The same applies to wireless sensor networks deployed in farms, designed to notice and act on particular parameters, for example, soil nitrogen content. By imprudent design, these autonomous systems might prioritise short-term crop productivity over long-term ecological integrity. To increase yields, they might apply excessive herbicides, pesticides and fertilisers to fields, which could have harmful effects on soil and waterways.

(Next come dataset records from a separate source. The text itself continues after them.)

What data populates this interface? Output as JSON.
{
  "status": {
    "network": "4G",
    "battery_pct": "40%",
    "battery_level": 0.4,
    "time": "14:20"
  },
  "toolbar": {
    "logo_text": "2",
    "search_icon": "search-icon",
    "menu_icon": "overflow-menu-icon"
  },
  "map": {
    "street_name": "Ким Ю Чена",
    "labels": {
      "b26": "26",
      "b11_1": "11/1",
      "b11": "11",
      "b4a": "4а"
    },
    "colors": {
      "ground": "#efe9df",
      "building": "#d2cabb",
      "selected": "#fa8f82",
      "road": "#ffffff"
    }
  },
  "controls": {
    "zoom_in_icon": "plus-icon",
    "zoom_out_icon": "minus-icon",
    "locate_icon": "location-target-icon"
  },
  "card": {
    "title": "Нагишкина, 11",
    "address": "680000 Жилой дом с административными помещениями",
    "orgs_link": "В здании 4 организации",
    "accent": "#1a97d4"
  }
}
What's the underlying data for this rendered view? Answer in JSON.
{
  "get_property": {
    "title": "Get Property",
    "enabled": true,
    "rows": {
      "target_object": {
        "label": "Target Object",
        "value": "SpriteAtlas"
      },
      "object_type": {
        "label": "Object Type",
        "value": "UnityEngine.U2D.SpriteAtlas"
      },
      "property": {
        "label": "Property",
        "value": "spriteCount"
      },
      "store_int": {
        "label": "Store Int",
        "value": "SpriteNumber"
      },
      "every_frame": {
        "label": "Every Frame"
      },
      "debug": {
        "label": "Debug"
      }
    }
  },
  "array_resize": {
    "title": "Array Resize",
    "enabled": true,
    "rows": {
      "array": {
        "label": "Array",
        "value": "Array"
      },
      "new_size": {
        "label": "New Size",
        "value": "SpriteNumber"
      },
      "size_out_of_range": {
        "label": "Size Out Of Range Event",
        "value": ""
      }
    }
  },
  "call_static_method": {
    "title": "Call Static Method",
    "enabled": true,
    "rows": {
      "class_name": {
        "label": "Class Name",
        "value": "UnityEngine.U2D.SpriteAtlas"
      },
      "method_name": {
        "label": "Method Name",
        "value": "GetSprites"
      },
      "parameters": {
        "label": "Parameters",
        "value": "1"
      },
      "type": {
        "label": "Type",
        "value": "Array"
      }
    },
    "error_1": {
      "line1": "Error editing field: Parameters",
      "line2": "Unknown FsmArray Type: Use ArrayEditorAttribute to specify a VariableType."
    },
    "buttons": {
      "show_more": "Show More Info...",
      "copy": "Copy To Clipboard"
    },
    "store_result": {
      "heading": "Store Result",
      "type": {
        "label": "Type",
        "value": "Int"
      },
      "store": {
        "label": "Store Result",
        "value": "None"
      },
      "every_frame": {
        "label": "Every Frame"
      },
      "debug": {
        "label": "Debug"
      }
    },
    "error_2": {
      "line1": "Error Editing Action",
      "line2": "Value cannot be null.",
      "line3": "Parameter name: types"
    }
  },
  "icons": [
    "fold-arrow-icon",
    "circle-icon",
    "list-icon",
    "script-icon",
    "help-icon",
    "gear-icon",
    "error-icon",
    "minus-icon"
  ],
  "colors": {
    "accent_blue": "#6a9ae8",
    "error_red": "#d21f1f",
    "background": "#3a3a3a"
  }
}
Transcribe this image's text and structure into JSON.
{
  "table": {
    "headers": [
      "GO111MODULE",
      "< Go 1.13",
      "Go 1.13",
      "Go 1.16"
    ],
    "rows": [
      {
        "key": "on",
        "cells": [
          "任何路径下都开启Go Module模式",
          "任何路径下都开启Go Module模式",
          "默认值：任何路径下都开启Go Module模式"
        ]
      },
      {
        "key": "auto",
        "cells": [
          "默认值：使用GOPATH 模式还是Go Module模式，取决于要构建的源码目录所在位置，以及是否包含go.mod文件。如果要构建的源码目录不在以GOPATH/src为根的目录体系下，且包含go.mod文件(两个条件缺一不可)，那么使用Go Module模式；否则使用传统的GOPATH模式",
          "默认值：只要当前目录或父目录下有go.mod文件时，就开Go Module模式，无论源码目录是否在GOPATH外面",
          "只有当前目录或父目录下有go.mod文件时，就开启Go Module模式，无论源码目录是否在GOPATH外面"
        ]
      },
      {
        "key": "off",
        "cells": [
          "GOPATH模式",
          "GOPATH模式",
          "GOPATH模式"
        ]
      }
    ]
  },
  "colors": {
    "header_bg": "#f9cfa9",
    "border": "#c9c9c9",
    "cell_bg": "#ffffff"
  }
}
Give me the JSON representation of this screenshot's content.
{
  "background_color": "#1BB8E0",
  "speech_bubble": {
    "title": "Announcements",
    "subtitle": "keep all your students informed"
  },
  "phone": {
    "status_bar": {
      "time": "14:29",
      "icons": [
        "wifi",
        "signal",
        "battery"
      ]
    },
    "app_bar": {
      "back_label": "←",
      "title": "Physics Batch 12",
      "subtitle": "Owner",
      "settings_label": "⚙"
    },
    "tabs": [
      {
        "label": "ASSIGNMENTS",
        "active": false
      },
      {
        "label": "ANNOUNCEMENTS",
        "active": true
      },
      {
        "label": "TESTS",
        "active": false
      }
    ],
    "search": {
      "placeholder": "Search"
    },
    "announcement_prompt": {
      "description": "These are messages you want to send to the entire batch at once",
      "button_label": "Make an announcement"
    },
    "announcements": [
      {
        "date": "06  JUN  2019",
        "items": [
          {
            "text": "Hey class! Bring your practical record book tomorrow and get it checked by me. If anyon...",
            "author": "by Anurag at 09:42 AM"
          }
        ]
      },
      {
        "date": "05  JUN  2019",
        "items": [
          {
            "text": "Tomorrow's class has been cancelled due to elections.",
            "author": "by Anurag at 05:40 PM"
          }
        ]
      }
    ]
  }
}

Rovers and sensor networks may also malfunction, as machines occasionally do, sending commands based on erroneous data to sprayers and agrochemical dispensers. And there’s the possibility we could see human error in programming the machines.
Safety over speed
Agriculture is too vital a domain for us to allow hasty deployment of potent but insufficiently supervised and often experimental technologies. If we do, the result may be that they intensify harvests but undermine ecosystems. As we emphasise in our paper, the most effective method to treat risks is prediction and prevention.
We should be careful in how we design AI for agricultural use and should involve experts from different fields in the process. For example, applied ecologists could advise on possible unintended environmental consequences of agricultural AI, such as nutrient exhaustion of topsoil, or excessive use of nitrogen and phosphorus fertilisers.
Also, hardware and software prototypes should be carefully tested in supervised environments (called “digital sandboxes”) before they are deployed more widely. In these spaces, ethical hackers, also known as white hackers, could look for vulnerabilities in safety and security.
This precautionary approach may slightly slow down the diffusion of AI. Yet it should ensure that those machines that graduate the sandbox are sufficiently sensitive, safe and secure. Half a billion farms, global food security and a fourth agricultural revolution hang in the balance.